I don’t intend to go through Document Classification for a couple of reasons, firstly it has a jurisdiction variable component (the reason in part why EU GDPA came into effect). Further it is complicated by other jurisdictions legislation equivalence. Secondly you can look it up, with Wikipedia giving an overview and links / references to the respective laws,

‘https://en.wikipedia.org/wiki/Classified_information_in_the_United_Kingdom

The important part to note is that all these document classifications are designed not just for the protection of the State, or National Organisation, but individuals as well.

One obvious reason for this being in the case of medical records, you might have lawfully carried out an act in a jurisdiction in the past that could be used to your detriment in another jurisdiction or future time (think about what is currently going on with Flock and other surveillance and Women’s personal sexual health and similar in the US currently where a “burn the witch” type mentality has come to the fore).

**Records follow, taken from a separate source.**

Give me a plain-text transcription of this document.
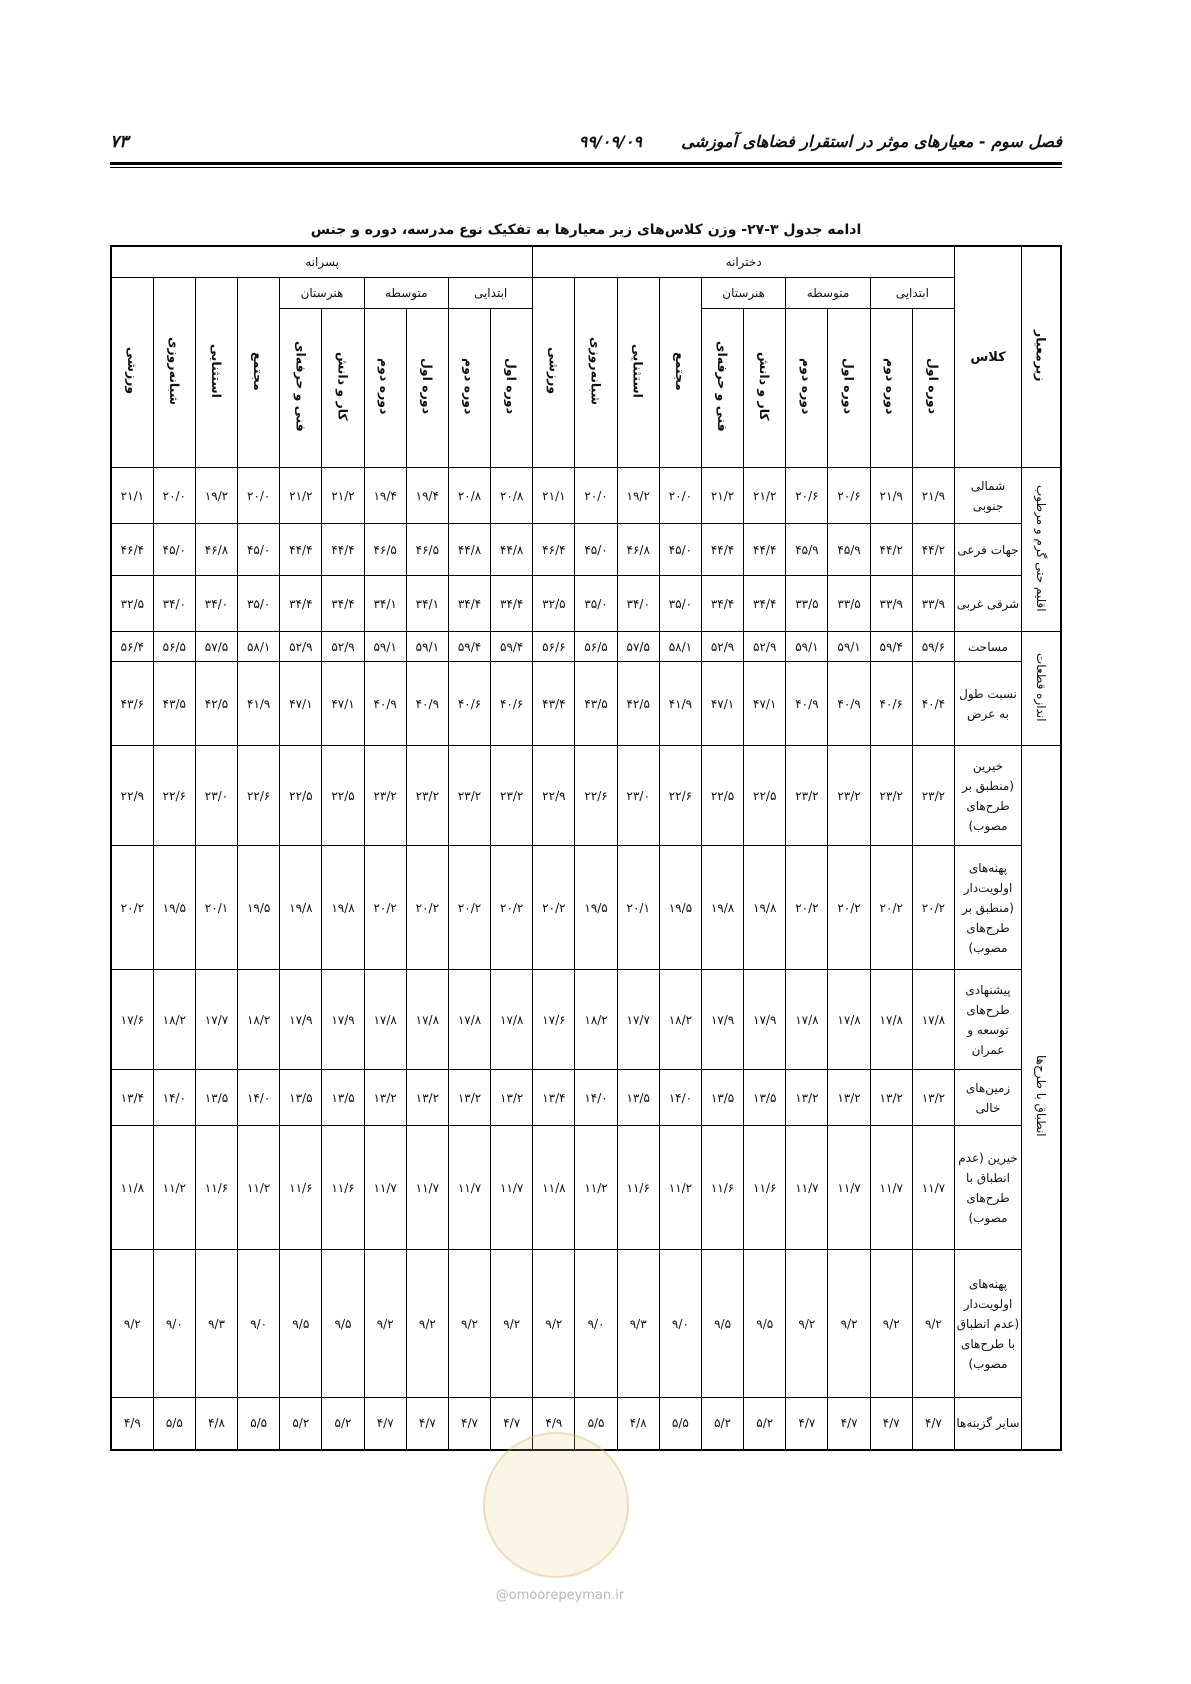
فصل سوم - معیارهای موثر در استقرار فضاهای آموزشی
۹۹/۰۹/۰۹
۷۳
ادامه جدول ۳-۲۷- وزن کلاس‌های زیر معیارها به تفکیک نوع مدرسه، دوره و جنس
زیرمعیار	کلاس	دخترانه										پسرانه									
		ابتدایی		متوسطه		هنرستان		مجتمع	استثنایی	شبانه‌روزی	ورزشی	ابتدایی		متوسطه		هنرستان		مجتمع	استثنایی	شبانه‌روزی	ورزشی
		دوره اول	دوره دوم	دوره اول	دوره دوم	کار و دانش	فنی و حرفه‌ای					دوره اول	دوره دوم	دوره اول	دوره دوم	کار و دانش	فنی و حرفه‌ای				
اقلیم حتی گرم و مرطوب	شمالی جنوبی	۲۱/۹	۲۱/۹	۲۰/۶	۲۰/۶	۲۱/۲	۲۱/۲	۲۰/۰	۱۹/۲	۲۰/۰	۲۱/۱	۲۰/۸	۲۰/۸	۱۹/۴	۱۹/۴	۲۱/۲	۲۱/۲	۲۰/۰	۱۹/۲	۲۰/۰	۲۱/۱
	جهات فرعی	۴۴/۲	۴۴/۲	۴۵/۹	۴۵/۹	۴۴/۴	۴۴/۴	۴۵/۰	۴۶/۸	۴۵/۰	۴۶/۴	۴۴/۸	۴۴/۸	۴۶/۵	۴۶/۵	۴۴/۴	۴۴/۴	۴۵/۰	۴۶/۸	۴۵/۰	۴۶/۴
	شرقی غربی	۳۳/۹	۳۳/۹	۳۳/۵	۳۳/۵	۳۴/۴	۳۴/۴	۳۵/۰	۳۴/۰	۳۵/۰	۳۲/۵	۳۴/۴	۳۴/۴	۳۴/۱	۳۴/۱	۳۴/۴	۳۴/۴	۳۵/۰	۳۴/۰	۳۴/۰	۳۲/۵
اندازه قطعات	مساحت	۵۹/۶	۵۹/۴	۵۹/۱	۵۹/۱	۵۲/۹	۵۲/۹	۵۸/۱	۵۷/۵	۵۶/۵	۵۶/۶	۵۹/۴	۵۹/۴	۵۹/۱	۵۹/۱	۵۲/۹	۵۲/۹	۵۸/۱	۵۷/۵	۵۶/۵	۵۶/۴
	نسبت طول به عرض	۴۰/۴	۴۰/۶	۴۰/۹	۴۰/۹	۴۷/۱	۴۷/۱	۴۱/۹	۴۲/۵	۴۳/۵	۴۳/۴	۴۰/۶	۴۰/۶	۴۰/۹	۴۰/۹	۴۷/۱	۴۷/۱	۴۱/۹	۴۲/۵	۴۳/۵	۴۳/۶
انطباق با طرح‌ها	خیرین (منطبق بر طرح‌های مصوب)	۲۳/۲	۲۳/۲	۲۳/۲	۲۳/۲	۲۲/۵	۲۲/۵	۲۲/۶	۲۳/۰	۲۲/۶	۲۲/۹	۲۳/۲	۲۳/۲	۲۳/۲	۲۳/۲	۲۲/۵	۲۲/۵	۲۲/۶	۲۳/۰	۲۲/۶	۲۲/۹
	پهنه‌های اولویت‌دار (منطبق بر طرح‌های مصوب)	۲۰/۲	۲۰/۲	۲۰/۲	۲۰/۲	۱۹/۸	۱۹/۸	۱۹/۵	۲۰/۱	۱۹/۵	۲۰/۲	۲۰/۲	۲۰/۲	۲۰/۲	۲۰/۲	۱۹/۸	۱۹/۸	۱۹/۵	۲۰/۱	۱۹/۵	۲۰/۲
	پیشنهادی طرح‌های توسعه و عمران	۱۷/۸	۱۷/۸	۱۷/۸	۱۷/۸	۱۷/۹	۱۷/۹	۱۸/۲	۱۷/۷	۱۸/۲	۱۷/۶	۱۷/۸	۱۷/۸	۱۷/۸	۱۷/۸	۱۷/۹	۱۷/۹	۱۸/۲	۱۷/۷	۱۸/۲	۱۷/۶
	زمین‌های خالی	۱۳/۲	۱۳/۲	۱۳/۲	۱۳/۲	۱۳/۵	۱۳/۵	۱۴/۰	۱۳/۵	۱۴/۰	۱۳/۴	۱۳/۲	۱۳/۲	۱۳/۲	۱۳/۲	۱۳/۵	۱۳/۵	۱۴/۰	۱۳/۵	۱۴/۰	۱۳/۴
	خیرین (عدم انطباق با طرح‌های مصوب)	۱۱/۷	۱۱/۷	۱۱/۷	۱۱/۷	۱۱/۶	۱۱/۶	۱۱/۲	۱۱/۶	۱۱/۲	۱۱/۸	۱۱/۷	۱۱/۷	۱۱/۷	۱۱/۷	۱۱/۶	۱۱/۶	۱۱/۲	۱۱/۶	۱۱/۲	۱۱/۸
	پهنه‌های اولویت‌دار (عدم انطباق با طرح‌های مصوب)	۹/۲	۹/۲	۹/۲	۹/۲	۹/۵	۹/۵	۹/۰	۹/۳	۹/۰	۹/۲	۹/۲	۹/۲	۹/۲	۹/۲	۹/۵	۹/۵	۹/۰	۹/۳	۹/۰	۹/۲
	سایر گزینه‌ها	۴/۷	۴/۷	۴/۷	۴/۷	۵/۲	۵/۲	۵/۵	۴/۸	۵/۵	۴/۹	۴/۷	۴/۷	۴/۷	۴/۷	۵/۲	۵/۲	۵/۵	۴/۸	۵/۵	۴/۹
@omoorepeyman.ir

It’s why the UK has both a 30year rule and a 100year rule, as do other jurisdictions, as well as the equivalent to the old “NO FOREIGN” or “UK EYES ONLY” or similar.

It’s a complex subject that has a lot of wrinkles in it which many Politicians and Drum Bangers and similar hope you are not cognizant of.

One such is that “editing or appending” to a document it legally inherits the rules of when the document was first created.

The reason for this was to stop “edit windows” being used to in effect “remove classification protection”.

The previous UK political incumbents under Boris Johnson when giving the UK National Health Records to US Mega-Surveillance and AI company Palantir. He had no excuse because due to Cambridge Analytic and it’s political fall out he would have been well briefed on the subject.

But what the heck as I’ve mentioned before I’ve had personal experience of the Self Entitled Narcissist who used a “bumbling persona” to get away with undesirable, illegal activities.